EXCLUSIVE: Ryan Seacrest may be rapidly becoming one of the richest guys in show business in front of and behind the cameras, but he doesn’t like paying commissions. I learned yesterday that Seacrest, who’d been a longtime client of the William Morris Agency pre-merger, informed WME Entertainment post-merger that he didn’t want to pay the agency’s fee on the differential between his new pact and old pact on American Idol. (Some sources say there was also a dispute over commissions on his radio contract.) I’m told that commissions had been a sore point between Seacrest and the Morris office for years. WME refused to cut him a special deal. “When he pushed back, WME said, ‘We can’t represent you then. Either stay and pay full commission and together we’ll keep growing and expanding and servicing your reality business. Or leave.'” That’s when Seacrest took a meeting at CAA. By the end of day yesterday, Seacrest hadn’t yet made a decision to leave WME. (Some say he was pleased with the reality TV department there, other tell he wasn’t.) Today he left.
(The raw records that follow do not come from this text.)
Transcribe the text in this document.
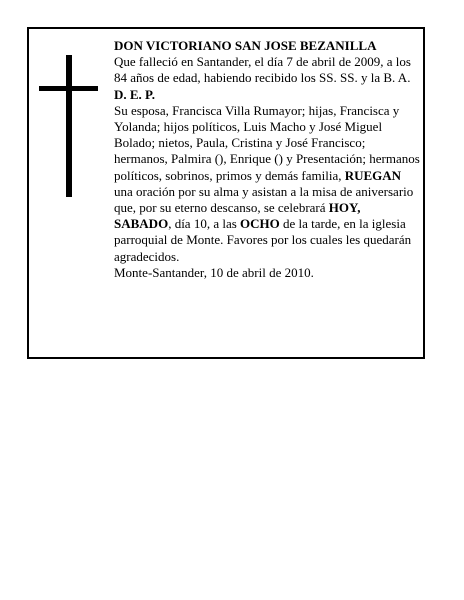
DON VICTORIANO SAN JOSE BEZANILLA

Que falleció en Santander, el día 7 de abril de 2009, a los 84 años de edad, habiendo recibido los SS. SS. y la B. A.

D. E. P.

Su esposa, Francisca Villa Rumayor; hijas, Francisca y Yolanda; hijos políticos, Luis Macho y José Miguel Bolado; nietos, Paula, Cristina y José Francisco; hermanos, Palmira (), Enrique () y Presentación; hermanos políticos, sobrinos, primos y demás familia, RUEGAN una oración por su alma y asistan a la misa de aniversario que, por su eterno descanso, se celebrará HOY, SABADO, día 10, a las OCHO de la tarde, en la iglesia parroquial de Monte. Favores por los cuales les quedarán agradecidos.

Monte-Santander, 10 de abril de 2010.
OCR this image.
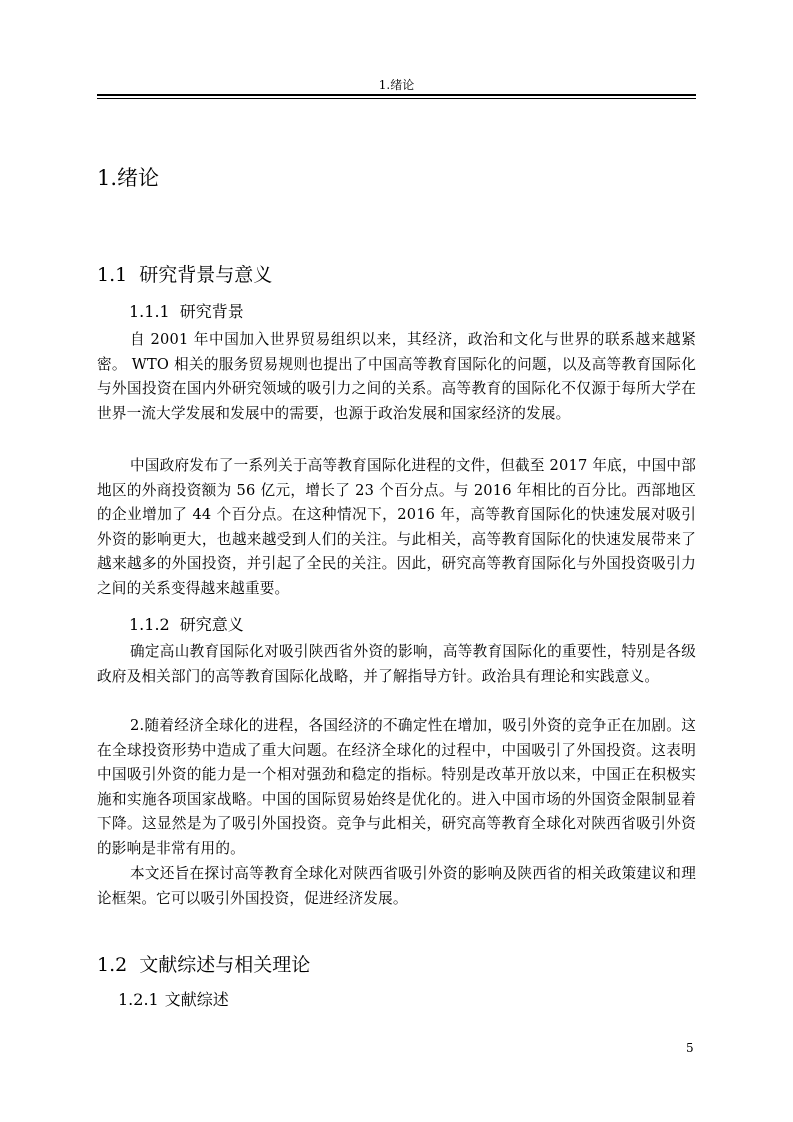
1.绪论
1.绪论
1.1 研究背景与意义
1.1.1 研究背景
自 2001 年中国加入世界贸易组织以来，其经济，政治和文化与世界的联系越来越紧密。 WTO 相关的服务贸易规则也提出了中国高等教育国际化的问题，以及高等教育国际化与外国投资在国内外研究领域的吸引力之间的关系。高等教育的国际化不仅源于每所大学在世界一流大学发展和发展中的需要，也源于政治发展和国家经济的发展。
中国政府发布了一系列关于高等教育国际化进程的文件，但截至 2017 年底，中国中部地区的外商投资额为 56 亿元，增长了 23 个百分点。与 2016 年相比的百分比。西部地区的企业增加了 44 个百分点。在这种情况下，2016 年，高等教育国际化的快速发展对吸引外资的影响更大，也越来越受到人们的关注。与此相关，高等教育国际化的快速发展带来了越来越多的外国投资，并引起了全民的关注。因此，研究高等教育国际化与外国投资吸引力之间的关系变得越来越重要。
1.1.2 研究意义
确定高山教育国际化对吸引陕西省外资的影响，高等教育国际化的重要性，特别是各级政府及相关部门的高等教育国际化战略，并了解指导方针。政治具有理论和实践意义。
2.随着经济全球化的进程，各国经济的不确定性在增加，吸引外资的竞争正在加剧。这在全球投资形势中造成了重大问题。在经济全球化的过程中，中国吸引了外国投资。这表明中国吸引外资的能力是一个相对强劲和稳定的指标。特别是改革开放以来，中国正在积极实施和实施各项国家战略。中国的国际贸易始终是优化的。进入中国市场的外国资金限制显着下降。这显然是为了吸引外国投资。竞争与此相关，研究高等教育全球化对陕西省吸引外资的影响是非常有用的。
本文还旨在探讨高等教育全球化对陕西省吸引外资的影响及陕西省的相关政策建议和理论框架。它可以吸引外国投资，促进经济发展。
1.2 文献综述与相关理论
1.2.1 文献综述
5
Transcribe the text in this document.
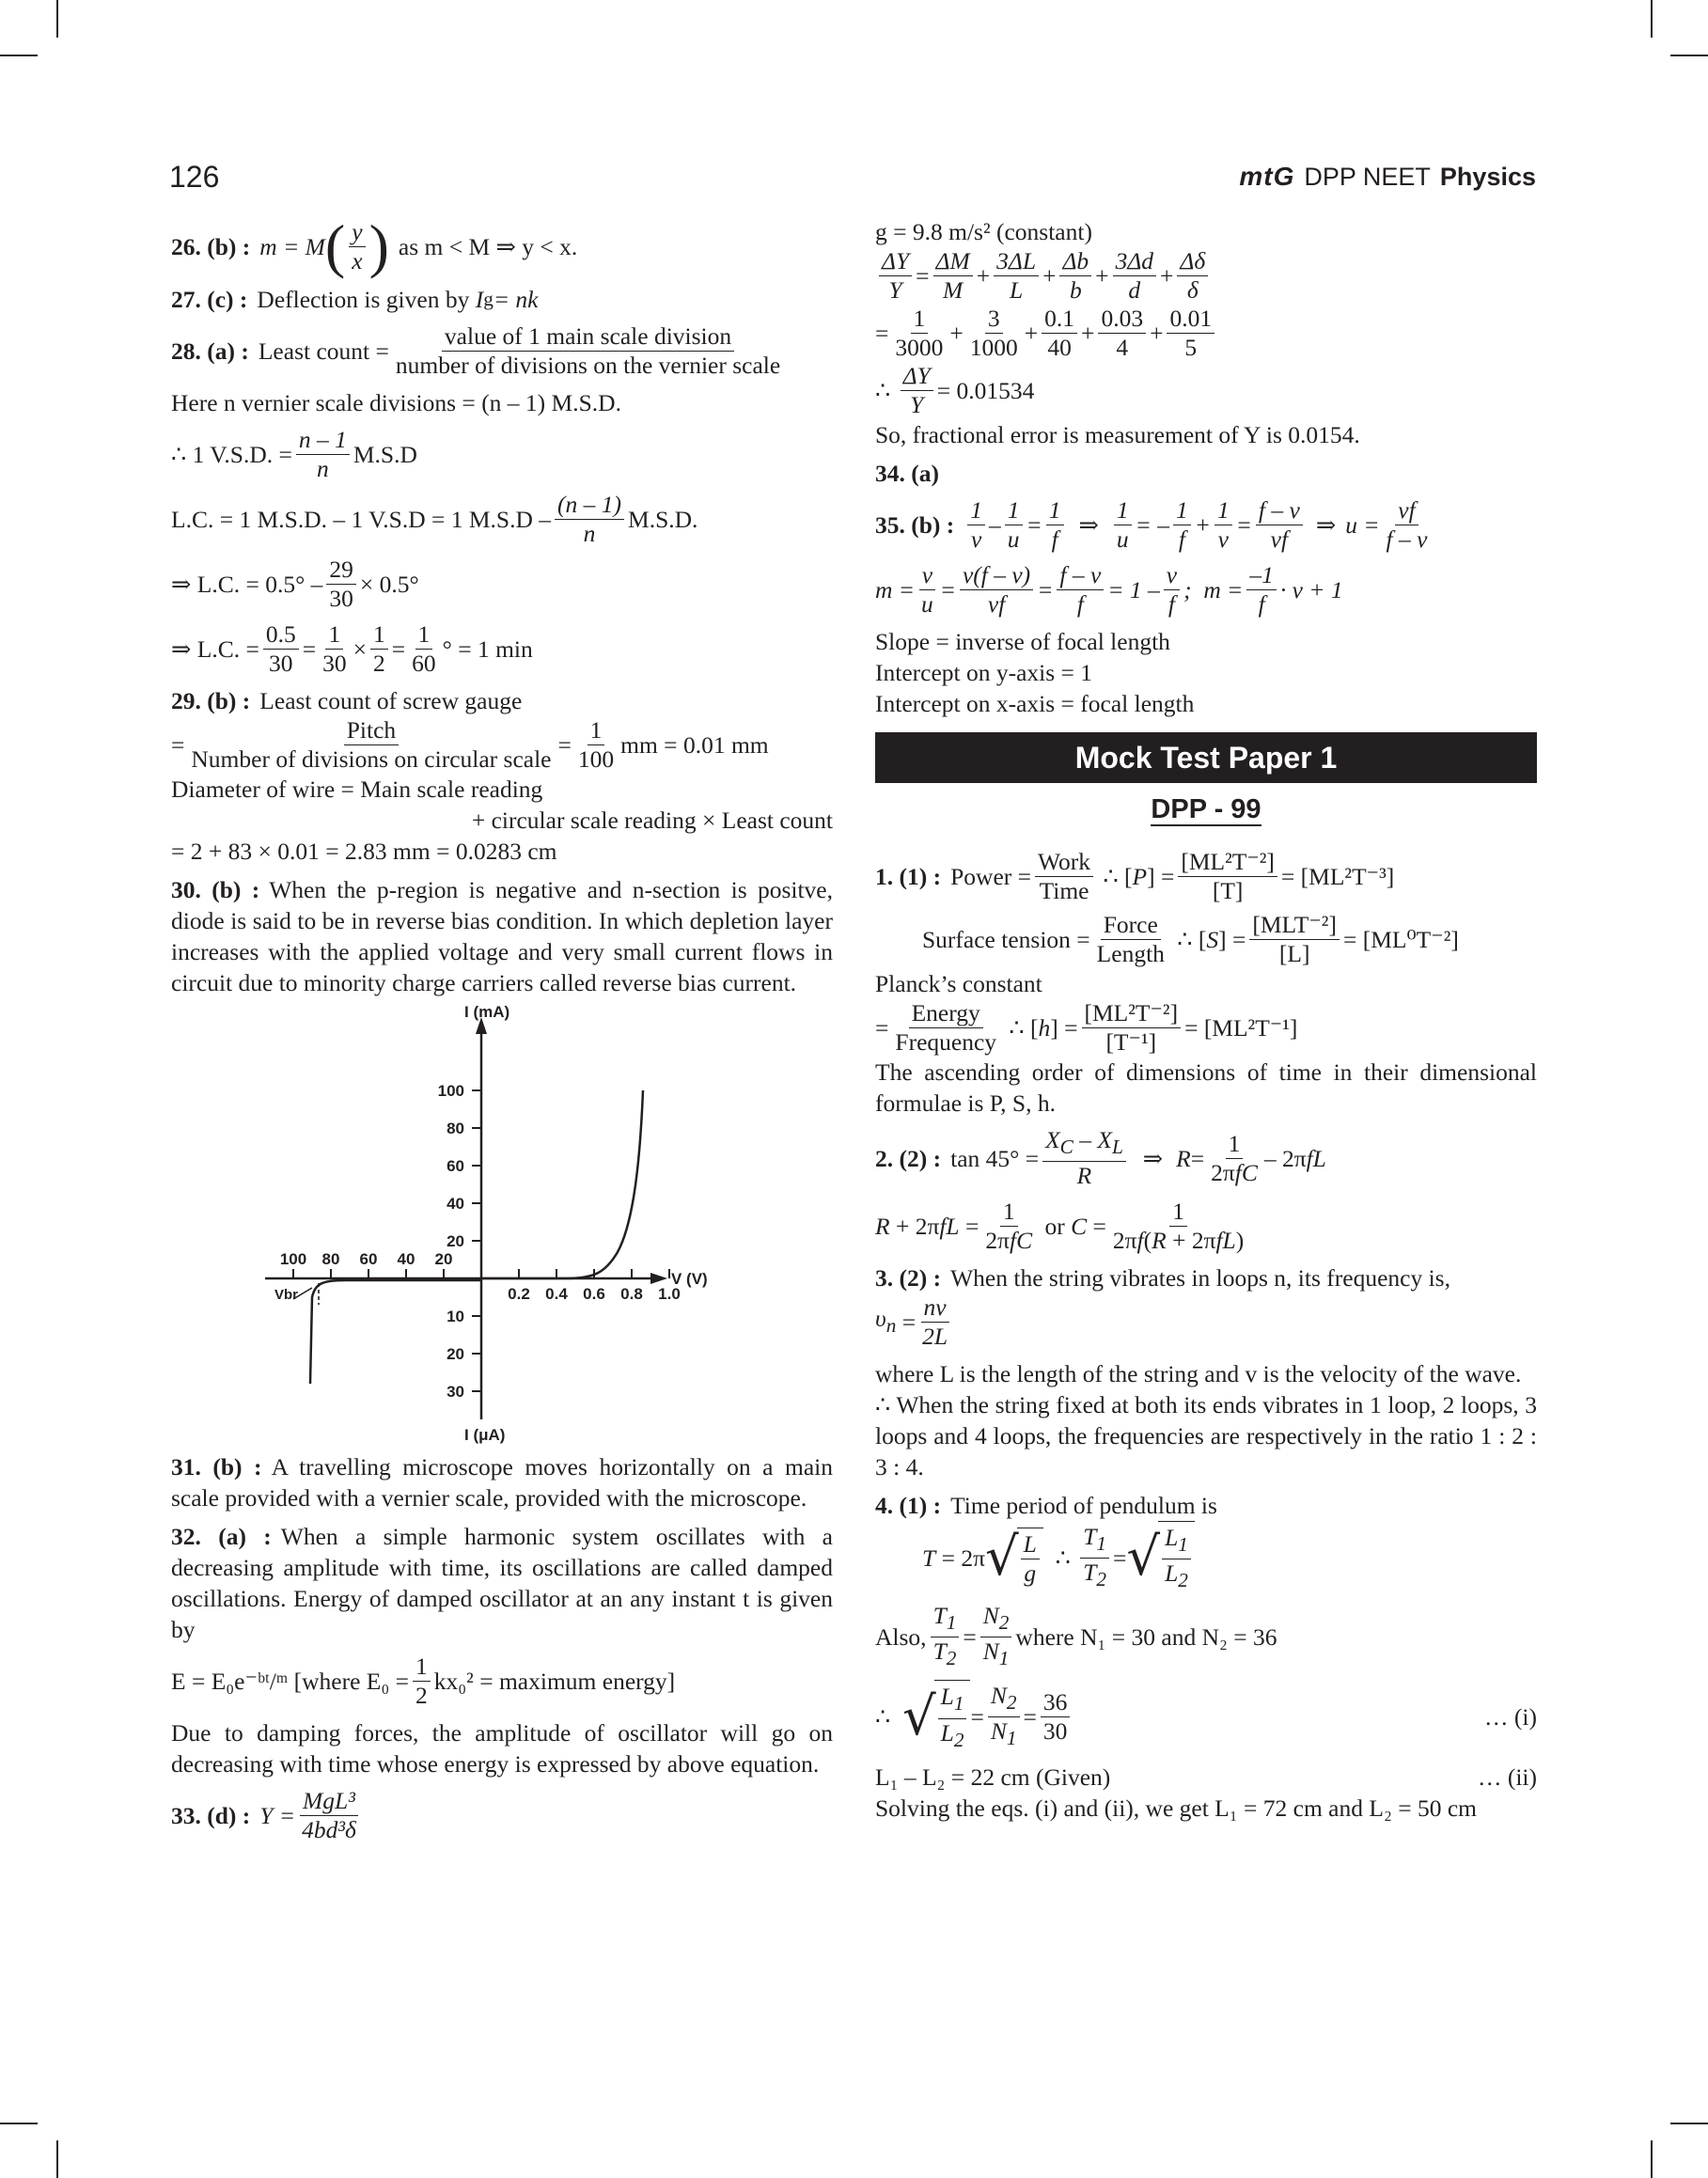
126	mtG DPP NEET Physics
26. (b) : m = M ( $\frac{y}{x}$ ) as m < M ⇒ y < x.
27. (c) : Deflection is given by
I g = nk
28. (a) : Least count = $\frac{\text{value of 1 main scale division}}{\text{number of divisions on the vernier scale}}$
Here n vernier scale divisions = (n – 1) M.S.D.
∴ 1 V.S.D. = $\frac{n - 1}{n} M.S.D$
L.C. = 1 M.S.D. – 1 V.S.D = 1 $M.S.D - \frac{(n - 1)}{n} M.S.D$.
⇒ L.C. = $0.5^\circ - \frac{29}{30} \times 0.5^\circ$
⇒ L.C. = $\frac{0.5}{30} = \frac{1}{30} \times \frac{1}{2} = \frac{1}{60}$ ° = 1 min
29. (b) : Least count of screw gauge
= $\frac{\text{Pitch}}{\text{Number of divisions on circular scale}} = \frac{1}{100}$ mm = 0.01 mm
Diameter of wire = Main scale reading
+ circular scale reading × Least count
= 2 + 83 × 0.01 = 2.83 mm = 0.0283 cm
30. (b) : When the p-region is negative and n-section is positve, diode is said to be in reverse bias condition. In which depletion layer increases with the applied voltage and very small current flows in circuit due to minority charge carriers called reverse bias current.
I (mA)
I (μA)
V (V)
Vbr
100
80
60
40
20
10
20
30
100 80 60 40 20
0.2 0.4 0.6 0.8 1.0
31. (b) : A travelling microscope moves horizontally on a main scale provided with a vernier scale, provided with the microscope.
32. (a) : When a simple harmonic system oscillates with a decreasing amplitude with time, its oscillations are called damped oscillations. Energy of damped oscillator at an any instant t is given by
E = E₀e⁻ᵇᵗ/ᵐ [where $E_0 = \frac{1}{2} kx_0^2$ = maximum energy]
Due to damping forces, the amplitude of oscillator will go on decreasing with time whose energy is expressed by above equation.
33. (d) : $Y = \frac{\text{MgL³}}{\text{4bd³δ}}$
g = 9.8 m/s² (constant)
$\frac{\Delta Y}{Y} = \frac{\Delta M}{M} + \frac{3\Delta L}{L} + \frac{\Delta b}{b} + \frac{3\Delta d}{d} + \frac{\Delta\delta}{\delta}$
= $\frac{1}{3000} + \frac{3}{1000} + \frac{0.1}{40} + \frac{0.03}{4} + \frac{0.01}{5}$
∴
$\frac{\Delta Y}{Y} = 0.01534$
So, fractional error is measurement of Y is 0.0154.
34. (a)
35. (b) : $\frac{1}{v} - \frac{1}{u} = \frac{1}{f}$ ⇒ $\frac{1}{u}$ = – $\frac{1}{f} + \frac{1}{v} = \frac{f - v}{vf}$ ⇒ $u = \frac{vf}{f - v}$
$m = \frac{v}{u} = \frac{v(f - v)}{vf} = \frac{f - v}{f} = 1 - \frac{v}{f}$ ;  $m = \frac{-1}{f} \cdot v + 1$
Slope = inverse of focal length
Intercept on y-axis = 1
Intercept on x-axis = focal length
Mock Test Paper 1
DPP - 99
1. (1) : Power = $\frac{\text{Work}}{\text{Time}}$ ∴ [ P ] = $\frac{\text{[ML²T⁻²]}}{[T]} = [ML^2T^{-3}]$
Surface tension = $\frac{\text{Force}}{\text{Length}}$ ∴ [ S ] = $\frac{\text{[MLT⁻²]}}{[L]} = [ML^0T^{-2}]$
Planck’s constant
= $\frac{\text{Energy}}{\text{Frequency}}$ ∴ [ h ] = $\frac{\text{[ML²T⁻²]}}{\text{[T⁻¹]}} = [ML^2T^{-1}]$
The ascending order of dimensions of time in their dimensional formulae is P, S, h.
2. (2) : $\tan 45^\circ = \frac{X_C - X_L}{R}$ ⇒ $R = \frac{1}{\text{2πfC}} - 2\pi$ fL
R + 2π fL = $\frac{1}{\text{2πfC}}$ or $C = \frac{1}{\text{2πf(R + 2πfL)}}$
3. (2) : When the string vibrates in loops n, its frequency is,
$\upsilon_n = \frac{nv}{2L}$
where L is the length of the string and v is the velocity of the wave.
∴ When the string fixed at both its ends vibrates in 1 loop, 2 loops, 3 loops and 4 loops, the frequencies are respectively in the ratio 1 : 2 : 3 : 4.
4. (1) : Time period of pendulum is
T = 2π √ $\frac{L}{g}$ ∴ $\frac{T_1}{T_2}$ = √ $\frac{L_1}{L_2}$
Also, $\frac{T_1}{T_2} = \frac{N_2}{N_1}$ where N₁ = 30 and N₂ = 36
∴ √ $\frac{L_1}{L_2} = \frac{N_2}{N_1} = \frac{36}{30}$	… (i)
L₁ – L₂ = 22 cm (Given)	… (ii)
Solving the eqs. (i) and (ii), we get L₁ = 72 cm and L₂ = 50 cm
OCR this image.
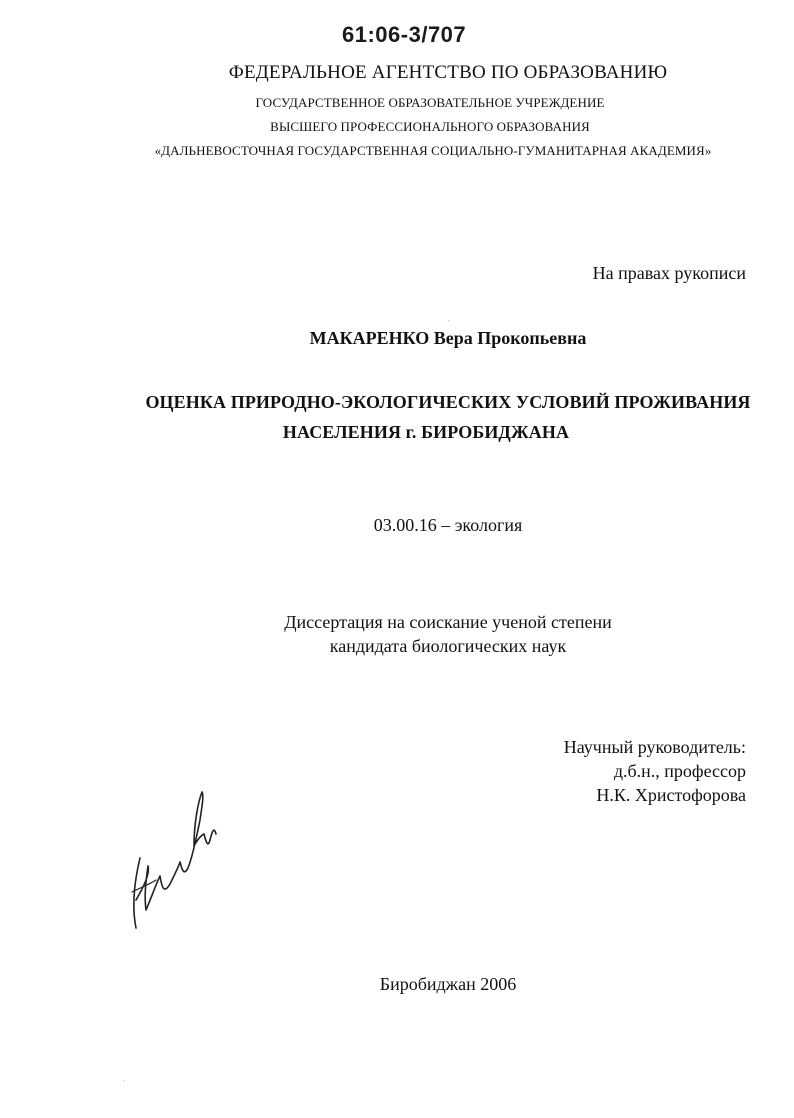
61:06-3/707
ФЕДЕРАЛЬНОЕ АГЕНТСТВО ПО ОБРАЗОВАНИЮ
ГОСУДАРСТВЕННОЕ ОБРАЗОВАТЕЛЬНОЕ УЧРЕЖДЕНИЕ
ВЫСШЕГО ПРОФЕССИОНАЛЬНОГО ОБРАЗОВАНИЯ
«ДАЛЬНЕВОСТОЧНАЯ ГОСУДАРСТВЕННАЯ СОЦИАЛЬНО-ГУМАНИТАРНАЯ АКАДЕМИЯ»
На правах рукописи
МАКАРЕНКО Вера Прокопьевна
ОЦЕНКА ПРИРОДНО-ЭКОЛОГИЧЕСКИХ УСЛОВИЙ ПРОЖИВАНИЯ
НАСЕЛЕНИЯ г. БИРОБИДЖАНА
03.00.16 – экология
Диссертация на соискание ученой степени
кандидата биологических наук
Научный руководитель:
д.б.н., профессор
Н.К. Христофорова
Биробиджан 2006
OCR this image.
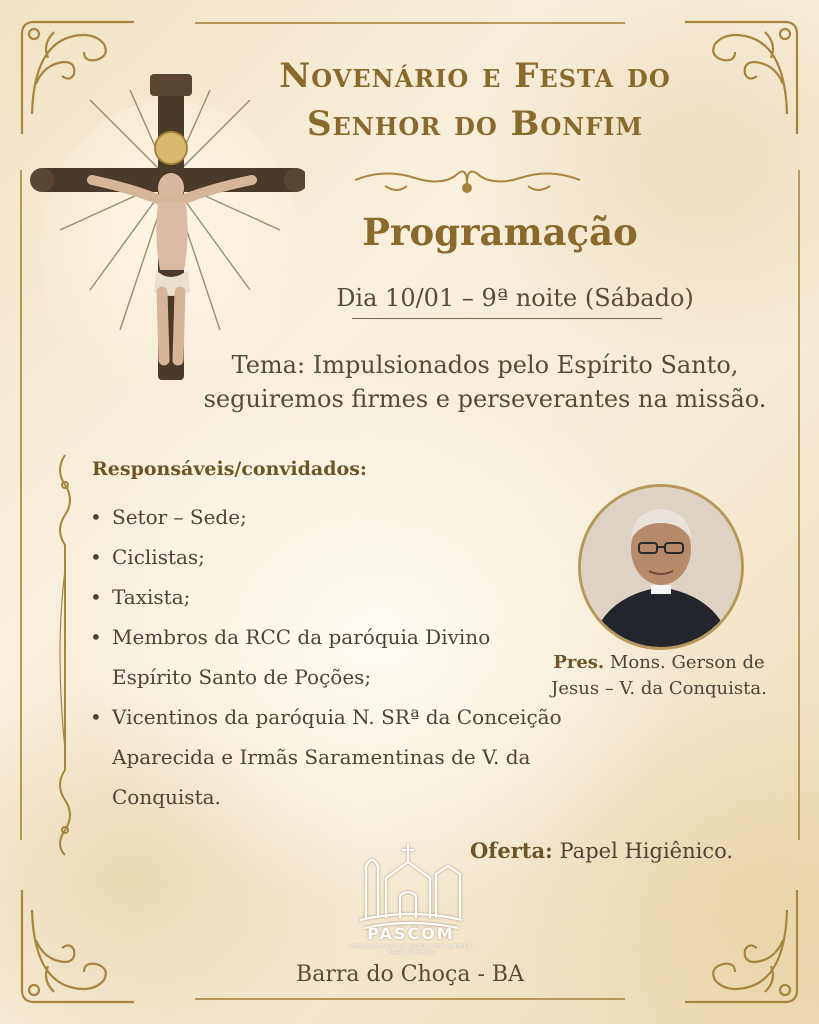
Novenário e Festa do
Senhor do Bonfim
Programação
Dia 10/01 – 9ª noite (Sábado)
Tema: Impulsionados pelo Espírito Santo, seguiremos firmes e perseverantes na missão.
Responsáveis/convidados:
• Setor – Sede;
• Ciclistas;
• Taxista;
• Membros da RCC da paróquia Divino Espírito Santo de Poções;
• Vicentinos da paróquia N. SRª da Conceição Aparecida e Irmãs Saramentinas de V. da Conquista.
Pres. Mons. Gerson de Jesus – V. da Conquista.
Oferta: Papel Higiênico.
PASCOM
PARÓQUIA SENHOR DO BONFIM E STO. ANTONIO - BARRA DO CHOÇA
Barra do Choça - BA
What surprised just now is that even rival agencies to WME are describing Seacrest to me as a “grinder” and “scumbag” for trying to negotiate lower commissions. A year ago August, I asked the question whether Seacrest was in play after his longtime William Morris agent Adam Sher left the rep business to run Ryan Seacrest Productions. Though Seacrest still had representation at Morris by John Ferriter, who’d been in 2nd position, I fully expected every major agency to make a run at Ryan and his very hot business. It was assumed that Sher would protect William Morris where he’d been an agent for 15 years. But, after the Morris merger with Endeavor, all bets were off. Now Sher helped guide Seacrest to CAA.
For those who aren’t in the know, Seacrest is much more than just a fey TV personality with no discernible talent. But as famed TV critic Tom Shales wrote in a great piece called “Ryan Seacrest Inc”, Ryan is trying to mimic Rupert Murdoch. (Others think he’s aping Dick Clark or Merv Griffin.) The Viscount of Vapidness is paid an estimated $12.5 million annually for hosting American Idol, not counting all the ancillary gigs he’s lined up. And he’d just signed a rich new contract that will pay him $15 million annually (for a total of $45 million) to keep him on American Idol through 2012 in a deal that also makes Ryan exclusive in primetime to 19 Ent owner CKX. UPDATE: Seacrest’s side maintains the new contract was negotiated by Ryan’s attorney Craig Jacobson, not WME.
The Seacrest empire already includes a multi-year megadeal with Comcast, where he has first-look rights through August 2011. He has a 3-year, $21 million contract with E! Entertainment Network to host its special event programming and Red Carpet coverage as well as an overall production deal there in which he shares the ownership of the shows he creates. He has investments in eight Southern California restaurants, runs a half-dozen media companies and recently launched “The ‘R’ Line” fashion label. And this year he took 3 hours of his daily 5-hour L.A. radio show national, via syndication — and his own advertising company retains 10 minutes of the commercial time to sell on its own, so that the profit goes right back to Seacrest. He does those insipid toothpaste commercials because of a relationship with Procter & Gamble. Seacrest now has lotsa little companies: Ryan Seacrest Productions, “On Air With Ryan Seacrest,” which employs about 20 people; “Top 40” radio has a staff of about 15; Sea Calm, which is the radio division; and Seacrest Sales, which is the sales division. Seacrest told Shales: “The challenge for me is taking all these parts and figuring out how they can come together to make a big media company.” That now becomes CAA’s challenge, too.